Tuesday, December 1, 2015

Could We Have Prevented ISIS with Earlier, Stronger Intervention

So, could we have avoided the godawful mess we are facing with ISIS by intervening earlier and more forcefully?  This editorial offers the typical interventionist argument that we could.

If only we had left a small residual force (about 15,000) in Iraq, it argues, we could have stabilized the country and prevented the rise of ISIS.  Advocates of this viewpoint never explain exactly how that was supposed to work.  If the much larger force we had in place earlier failed to keep Iraq stable, why would a mere 15,000 men be sufficient to defeat ISIS?  The answer now appears to be that the small contingent would have reigned in the Iraqi government of Nouri al-Maliki and kept him from oppressing the Sunnis so they would not have felt the wish to revolt.  Since Iraq was relatively peaceful at the time, the American people would have accepted the small residual force.  But this ignores a rather important actor in Iraq -- the Iraqi government under Nouri al-Maliki.  He wanted our troops out, as did the vast majority of Iraqis.  Attempts to negotiate terms for them to stay failed. Interventionists effectively want us to have left a force in place against the wishes of the Iraqi government and the Iraqi people.  Maintaining troops in a foreign country against the wishes of the government and the populace is generally considered an act of war.  Furthermore, despite claims that our troops would have restrained Maliki, it is probably not too far-fetched to believe that one reason Maliki wanted our troops out was that he did not want to be restrained.  He wanted to proceed with the oppression of the Sunnis that led to the rise of ISIS.  Look, you can force people who hate each other to kiss at gunpoint, but you can't make the love each other.  A force kept in Iraq against the wishes of the Iraqi government and people might very well have found itself at war with the government and with the Sunni rebels when they returned.
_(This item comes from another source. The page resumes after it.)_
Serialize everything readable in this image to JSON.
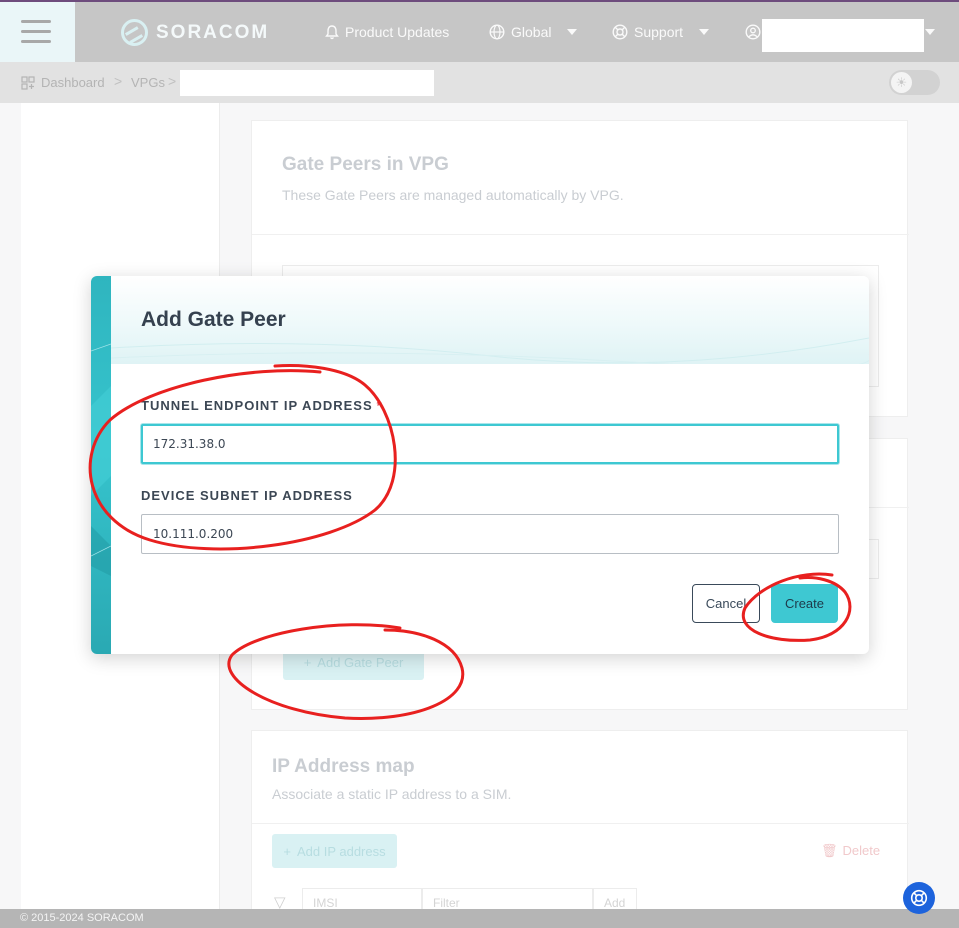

The editorial also argues, as interventionists often do, that if only we had intervened early and forcefully on behalf of the moderate insurgents in Syria, ISIS could have been prevented from arising there.  The problem was that the so-called "moderate" insurgents were always difficult to detect with the naked eye.  The arms we did ship them very often ended up in the hands of militant jihadis.  The time to prevent Syria's ghastly civil war was before it started.  And even then it would probably have ended up like Egypt.  It did not take long after the downfall of the government for the nice guys to go down in Egypt.  Still, Egypt did avoid civil war, which certainly made its fate better than Syria's.  But once the civil war broke out, there was little we could do to prevent the most militant jihadis from coming to the fore.  And keep in mind that ISIS was the result of a split within the insurgents.

Simply put, revolution and civil war are a messy business, difficult to control or restrain.  Foreign intervention tends to be met with counter-intervention, and simply to prolong the war and make it bloodier.  Certainly I trust that no one would dispute that Iran and Saudi Arabia have made things worse by intervening on their respective sides.  I see no reason whatever to think that our intervention would have gone any better.